The Picture Sale Review

17/07/2017    

A collection of watercolours by the enigmatic Second World War artist Thomas Hennell (1903-45) sold for close to £10,000 at the Picture and Maritime sale at Mallams in Oxford on July 5. Consigned by a private collector, the ten works sold for prices between £500-1400 each.

Born in Kent, the second son of a clergyman, Hennell was something of a rural visionary, specialising in illustrations of British country crafts and craftsmen at work in and beyond the Home Counties. His friends Edward Bawden and Eric Ravilious, who he first met in 1931, regarded his expressive ‘alla prima’ watercolours of a vanishing agricultural society, as ‘works of genius’.

However, at the outbreak of war in 1939, Hennell wrote to the War Artists’ Advisory Committee, offering his services as an artist. Sent to Iceland to replace Ravilious (missing in action) in 1943, in 1944 he sketched German prisoners of war and the launch sites of V-1 flying bombs as he moved through the north of France with the Canadian First Army. Later based in the Far East with an RAF unit as the Japanese retreated, in November 1945 he was captured by Indonesian nationalist fighters in Surabaya, Java. He was presumed to have been killed shortly thereafter.

A number of Hennell’s works are held by the Imperial War Museum. The ten works on paper in Mallams sale dated from the 1930s and early 40s and depicted scenes such as threshing, baling, and orchard clearing. Sold at £1400 was The Green Cornfield, a 31cm x 47cm watercolour that had appeared in two previous Hennell exhibitions and is pictured in Michael Macleod’s Thomas Hennell published by the Oxford University Press in 1988.

Pictured: The Green Cornfield by Thomas Hennell (1903-45), measuring 31cm x 47cm, £1400 at Mallams Oxford.

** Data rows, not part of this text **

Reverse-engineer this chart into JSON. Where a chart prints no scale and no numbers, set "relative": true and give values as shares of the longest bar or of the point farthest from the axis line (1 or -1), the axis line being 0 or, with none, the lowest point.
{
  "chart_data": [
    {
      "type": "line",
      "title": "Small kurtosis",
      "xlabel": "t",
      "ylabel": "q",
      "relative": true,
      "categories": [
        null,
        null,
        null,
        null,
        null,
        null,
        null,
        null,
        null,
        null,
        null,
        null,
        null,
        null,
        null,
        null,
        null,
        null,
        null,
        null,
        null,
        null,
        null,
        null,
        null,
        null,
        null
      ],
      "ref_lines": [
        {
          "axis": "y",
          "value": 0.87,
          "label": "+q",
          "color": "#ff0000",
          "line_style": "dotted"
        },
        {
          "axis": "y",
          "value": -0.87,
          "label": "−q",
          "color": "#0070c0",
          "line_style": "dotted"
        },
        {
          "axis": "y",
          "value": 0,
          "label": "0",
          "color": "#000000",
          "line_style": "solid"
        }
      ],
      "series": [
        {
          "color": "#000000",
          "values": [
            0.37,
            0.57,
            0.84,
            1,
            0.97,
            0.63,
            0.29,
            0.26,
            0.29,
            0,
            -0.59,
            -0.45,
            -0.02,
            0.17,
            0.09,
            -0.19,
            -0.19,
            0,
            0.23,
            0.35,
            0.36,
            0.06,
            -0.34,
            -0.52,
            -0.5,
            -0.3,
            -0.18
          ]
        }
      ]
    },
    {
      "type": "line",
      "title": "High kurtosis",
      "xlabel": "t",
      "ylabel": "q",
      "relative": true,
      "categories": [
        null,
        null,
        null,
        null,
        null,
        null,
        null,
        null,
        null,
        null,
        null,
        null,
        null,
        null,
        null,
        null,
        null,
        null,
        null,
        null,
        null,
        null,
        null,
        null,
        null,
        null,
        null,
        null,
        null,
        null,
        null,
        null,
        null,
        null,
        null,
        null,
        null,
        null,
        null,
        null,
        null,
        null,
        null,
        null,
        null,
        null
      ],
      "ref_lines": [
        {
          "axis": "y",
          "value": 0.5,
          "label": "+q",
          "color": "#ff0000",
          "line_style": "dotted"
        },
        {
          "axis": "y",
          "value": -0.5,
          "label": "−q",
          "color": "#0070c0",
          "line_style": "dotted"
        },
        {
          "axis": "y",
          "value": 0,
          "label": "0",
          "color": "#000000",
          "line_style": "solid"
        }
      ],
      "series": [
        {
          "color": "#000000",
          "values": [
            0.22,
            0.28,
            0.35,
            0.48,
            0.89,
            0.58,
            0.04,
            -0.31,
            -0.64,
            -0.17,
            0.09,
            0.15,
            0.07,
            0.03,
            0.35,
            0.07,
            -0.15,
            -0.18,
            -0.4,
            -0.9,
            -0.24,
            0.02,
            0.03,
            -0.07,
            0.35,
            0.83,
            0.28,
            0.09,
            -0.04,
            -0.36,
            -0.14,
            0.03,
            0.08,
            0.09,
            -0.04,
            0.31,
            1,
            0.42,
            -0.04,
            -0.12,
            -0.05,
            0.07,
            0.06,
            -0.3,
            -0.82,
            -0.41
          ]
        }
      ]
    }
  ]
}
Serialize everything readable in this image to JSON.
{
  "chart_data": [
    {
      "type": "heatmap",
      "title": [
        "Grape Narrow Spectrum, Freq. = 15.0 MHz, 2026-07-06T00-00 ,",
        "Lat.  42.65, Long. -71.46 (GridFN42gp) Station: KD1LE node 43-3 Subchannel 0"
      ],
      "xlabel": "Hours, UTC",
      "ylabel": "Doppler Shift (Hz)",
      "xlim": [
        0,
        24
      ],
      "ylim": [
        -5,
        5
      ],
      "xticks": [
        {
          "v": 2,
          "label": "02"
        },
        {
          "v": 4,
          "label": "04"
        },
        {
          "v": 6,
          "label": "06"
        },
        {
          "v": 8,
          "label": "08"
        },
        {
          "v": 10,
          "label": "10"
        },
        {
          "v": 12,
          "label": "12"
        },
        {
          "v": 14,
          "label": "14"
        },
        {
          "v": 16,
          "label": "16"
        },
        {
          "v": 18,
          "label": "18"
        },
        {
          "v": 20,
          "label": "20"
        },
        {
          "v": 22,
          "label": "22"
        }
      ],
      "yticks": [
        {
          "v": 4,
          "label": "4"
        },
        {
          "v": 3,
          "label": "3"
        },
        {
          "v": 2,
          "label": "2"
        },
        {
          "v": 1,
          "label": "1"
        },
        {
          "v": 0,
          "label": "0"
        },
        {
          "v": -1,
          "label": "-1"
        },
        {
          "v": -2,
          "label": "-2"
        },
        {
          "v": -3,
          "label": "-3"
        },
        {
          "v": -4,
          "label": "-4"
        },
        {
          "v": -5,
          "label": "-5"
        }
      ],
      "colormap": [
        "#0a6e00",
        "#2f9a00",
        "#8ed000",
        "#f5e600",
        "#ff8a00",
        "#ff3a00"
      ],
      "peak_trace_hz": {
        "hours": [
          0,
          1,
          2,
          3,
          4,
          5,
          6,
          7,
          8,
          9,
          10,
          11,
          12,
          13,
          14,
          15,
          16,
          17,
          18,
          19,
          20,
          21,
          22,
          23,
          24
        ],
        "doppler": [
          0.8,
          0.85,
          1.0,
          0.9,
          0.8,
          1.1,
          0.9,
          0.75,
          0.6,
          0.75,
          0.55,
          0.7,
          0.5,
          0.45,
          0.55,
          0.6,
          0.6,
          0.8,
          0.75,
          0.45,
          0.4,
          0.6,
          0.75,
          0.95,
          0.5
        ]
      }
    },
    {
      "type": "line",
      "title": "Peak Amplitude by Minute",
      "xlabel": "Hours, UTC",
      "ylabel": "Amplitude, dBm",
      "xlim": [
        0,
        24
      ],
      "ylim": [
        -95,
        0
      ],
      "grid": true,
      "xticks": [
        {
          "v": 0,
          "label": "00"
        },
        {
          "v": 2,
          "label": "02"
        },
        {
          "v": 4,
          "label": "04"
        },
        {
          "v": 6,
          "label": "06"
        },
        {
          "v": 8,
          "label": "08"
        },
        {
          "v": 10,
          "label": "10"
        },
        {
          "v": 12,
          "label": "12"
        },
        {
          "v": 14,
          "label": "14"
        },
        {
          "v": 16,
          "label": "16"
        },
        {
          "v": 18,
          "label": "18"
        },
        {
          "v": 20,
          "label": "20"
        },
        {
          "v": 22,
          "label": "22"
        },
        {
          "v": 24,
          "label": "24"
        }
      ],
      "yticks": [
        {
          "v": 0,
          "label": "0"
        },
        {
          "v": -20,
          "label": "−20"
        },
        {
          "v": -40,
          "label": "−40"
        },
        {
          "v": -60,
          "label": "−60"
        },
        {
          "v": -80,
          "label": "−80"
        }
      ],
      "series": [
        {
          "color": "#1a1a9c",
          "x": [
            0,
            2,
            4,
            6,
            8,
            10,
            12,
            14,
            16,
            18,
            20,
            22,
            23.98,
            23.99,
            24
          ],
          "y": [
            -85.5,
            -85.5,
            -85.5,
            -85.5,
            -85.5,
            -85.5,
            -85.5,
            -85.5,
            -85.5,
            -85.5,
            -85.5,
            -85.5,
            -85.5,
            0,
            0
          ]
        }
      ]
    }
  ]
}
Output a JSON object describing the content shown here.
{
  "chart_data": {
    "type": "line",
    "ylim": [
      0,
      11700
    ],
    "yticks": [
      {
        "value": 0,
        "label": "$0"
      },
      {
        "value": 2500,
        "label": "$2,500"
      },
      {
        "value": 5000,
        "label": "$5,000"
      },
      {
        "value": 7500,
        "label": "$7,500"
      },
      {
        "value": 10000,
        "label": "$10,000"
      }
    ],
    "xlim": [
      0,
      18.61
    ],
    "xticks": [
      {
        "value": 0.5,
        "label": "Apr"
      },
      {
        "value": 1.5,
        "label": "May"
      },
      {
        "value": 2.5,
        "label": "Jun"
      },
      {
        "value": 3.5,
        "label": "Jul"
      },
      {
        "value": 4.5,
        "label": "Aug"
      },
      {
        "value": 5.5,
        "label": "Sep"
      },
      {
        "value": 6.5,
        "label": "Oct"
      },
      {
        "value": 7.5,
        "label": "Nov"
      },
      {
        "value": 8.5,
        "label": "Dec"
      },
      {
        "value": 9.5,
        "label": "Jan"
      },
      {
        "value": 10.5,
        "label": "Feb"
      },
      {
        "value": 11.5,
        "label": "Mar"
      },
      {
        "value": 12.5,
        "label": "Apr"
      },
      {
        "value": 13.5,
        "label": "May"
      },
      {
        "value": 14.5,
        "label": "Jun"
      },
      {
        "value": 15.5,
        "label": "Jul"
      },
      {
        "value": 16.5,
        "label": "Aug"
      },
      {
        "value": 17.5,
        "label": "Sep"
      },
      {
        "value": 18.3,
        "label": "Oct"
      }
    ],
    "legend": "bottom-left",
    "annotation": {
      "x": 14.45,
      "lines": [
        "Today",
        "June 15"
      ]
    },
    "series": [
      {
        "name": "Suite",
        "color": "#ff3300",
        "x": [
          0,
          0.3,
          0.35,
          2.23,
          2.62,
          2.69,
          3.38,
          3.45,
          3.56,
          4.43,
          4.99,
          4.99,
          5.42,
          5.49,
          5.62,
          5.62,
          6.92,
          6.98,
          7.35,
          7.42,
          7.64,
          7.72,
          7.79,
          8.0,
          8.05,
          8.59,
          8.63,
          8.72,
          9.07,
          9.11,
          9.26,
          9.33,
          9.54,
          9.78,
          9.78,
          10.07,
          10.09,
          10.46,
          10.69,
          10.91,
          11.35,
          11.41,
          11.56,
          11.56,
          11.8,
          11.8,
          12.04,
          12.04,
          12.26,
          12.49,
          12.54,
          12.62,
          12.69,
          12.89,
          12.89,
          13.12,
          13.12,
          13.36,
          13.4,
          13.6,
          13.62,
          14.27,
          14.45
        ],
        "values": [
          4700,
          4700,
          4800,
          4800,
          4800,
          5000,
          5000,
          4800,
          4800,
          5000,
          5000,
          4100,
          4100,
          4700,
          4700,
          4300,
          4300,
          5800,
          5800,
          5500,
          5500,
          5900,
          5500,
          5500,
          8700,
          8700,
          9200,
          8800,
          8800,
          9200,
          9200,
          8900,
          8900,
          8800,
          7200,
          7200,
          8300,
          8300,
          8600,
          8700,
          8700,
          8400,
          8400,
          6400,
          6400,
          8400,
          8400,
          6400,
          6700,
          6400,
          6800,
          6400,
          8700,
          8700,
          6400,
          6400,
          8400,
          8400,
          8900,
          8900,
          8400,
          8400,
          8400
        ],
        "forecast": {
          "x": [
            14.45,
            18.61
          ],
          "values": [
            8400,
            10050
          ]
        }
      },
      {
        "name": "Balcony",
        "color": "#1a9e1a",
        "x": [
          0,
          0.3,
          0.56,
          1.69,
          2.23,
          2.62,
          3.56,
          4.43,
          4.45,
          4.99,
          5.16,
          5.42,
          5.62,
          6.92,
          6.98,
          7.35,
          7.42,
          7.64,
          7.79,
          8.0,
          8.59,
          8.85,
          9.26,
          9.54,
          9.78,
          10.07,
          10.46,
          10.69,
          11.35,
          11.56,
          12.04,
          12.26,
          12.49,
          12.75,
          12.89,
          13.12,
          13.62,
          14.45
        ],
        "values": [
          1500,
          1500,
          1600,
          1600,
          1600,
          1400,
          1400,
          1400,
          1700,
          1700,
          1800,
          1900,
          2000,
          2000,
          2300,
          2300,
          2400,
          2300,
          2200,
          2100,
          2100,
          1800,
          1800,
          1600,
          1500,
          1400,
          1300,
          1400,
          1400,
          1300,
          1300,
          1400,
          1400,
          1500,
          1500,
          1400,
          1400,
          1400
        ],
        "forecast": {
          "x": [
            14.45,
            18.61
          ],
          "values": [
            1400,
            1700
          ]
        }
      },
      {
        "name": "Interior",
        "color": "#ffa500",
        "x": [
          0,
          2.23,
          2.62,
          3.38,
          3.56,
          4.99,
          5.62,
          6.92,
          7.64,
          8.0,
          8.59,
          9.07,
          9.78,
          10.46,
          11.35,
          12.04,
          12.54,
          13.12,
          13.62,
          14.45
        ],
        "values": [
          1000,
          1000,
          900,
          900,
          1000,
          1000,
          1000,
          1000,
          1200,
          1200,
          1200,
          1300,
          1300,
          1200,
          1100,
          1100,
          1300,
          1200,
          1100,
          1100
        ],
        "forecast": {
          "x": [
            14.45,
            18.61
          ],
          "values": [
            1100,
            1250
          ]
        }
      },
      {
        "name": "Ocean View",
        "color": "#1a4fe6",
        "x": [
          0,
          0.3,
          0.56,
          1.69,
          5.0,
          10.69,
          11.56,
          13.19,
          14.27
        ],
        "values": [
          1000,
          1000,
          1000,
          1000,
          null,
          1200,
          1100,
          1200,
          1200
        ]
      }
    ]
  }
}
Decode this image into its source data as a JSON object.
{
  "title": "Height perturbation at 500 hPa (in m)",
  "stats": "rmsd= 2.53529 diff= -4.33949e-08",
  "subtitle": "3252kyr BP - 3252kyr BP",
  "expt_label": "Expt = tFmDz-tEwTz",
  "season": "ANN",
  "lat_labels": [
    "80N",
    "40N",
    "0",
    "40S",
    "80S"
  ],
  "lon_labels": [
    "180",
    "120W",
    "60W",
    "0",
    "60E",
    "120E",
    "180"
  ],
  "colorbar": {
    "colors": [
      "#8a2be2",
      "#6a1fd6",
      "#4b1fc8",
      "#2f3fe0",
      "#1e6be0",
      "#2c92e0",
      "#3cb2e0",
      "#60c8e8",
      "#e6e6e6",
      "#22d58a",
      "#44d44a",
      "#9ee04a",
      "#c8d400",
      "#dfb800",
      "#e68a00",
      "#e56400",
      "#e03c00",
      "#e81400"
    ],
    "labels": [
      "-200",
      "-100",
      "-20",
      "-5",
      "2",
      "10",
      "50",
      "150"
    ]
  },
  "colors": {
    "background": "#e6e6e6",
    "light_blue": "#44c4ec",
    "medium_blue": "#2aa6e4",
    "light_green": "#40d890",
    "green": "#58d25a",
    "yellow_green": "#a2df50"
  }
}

Leading the sale at £8000 – and selling to a private buyer via an internet bid – was Simeon Solomon’s (1840-1905) Vespertilia, signed and dated 1896. This 50 x 17cm white chalk on buff paper of a typically sensuous Pre-Raphaelite subject came from a private source in its original frame.

The date of 1896 – the year following the publication of the poem Vespertilia and other verses by Rosamund Marriott Watson (1863-1911) – puts it relatively late in the artist’s career. By then his career as a Royal Academician had been cut short after twice being charged with attempting to commit sodomy. Although enjoying an air of celebrity (and collected by Oscar Wilde among others) by 1884 he was admitted to the workhouse, later dying from complications brought on by alcoholism.

Another popular picture at the sale was a fine portrait of a grey racehorse with trainer in the circle of Benjamin Marshall (1767-1835). This oil on canvas, 85 x 101cm, in untouched condition sold to the trade at £4000.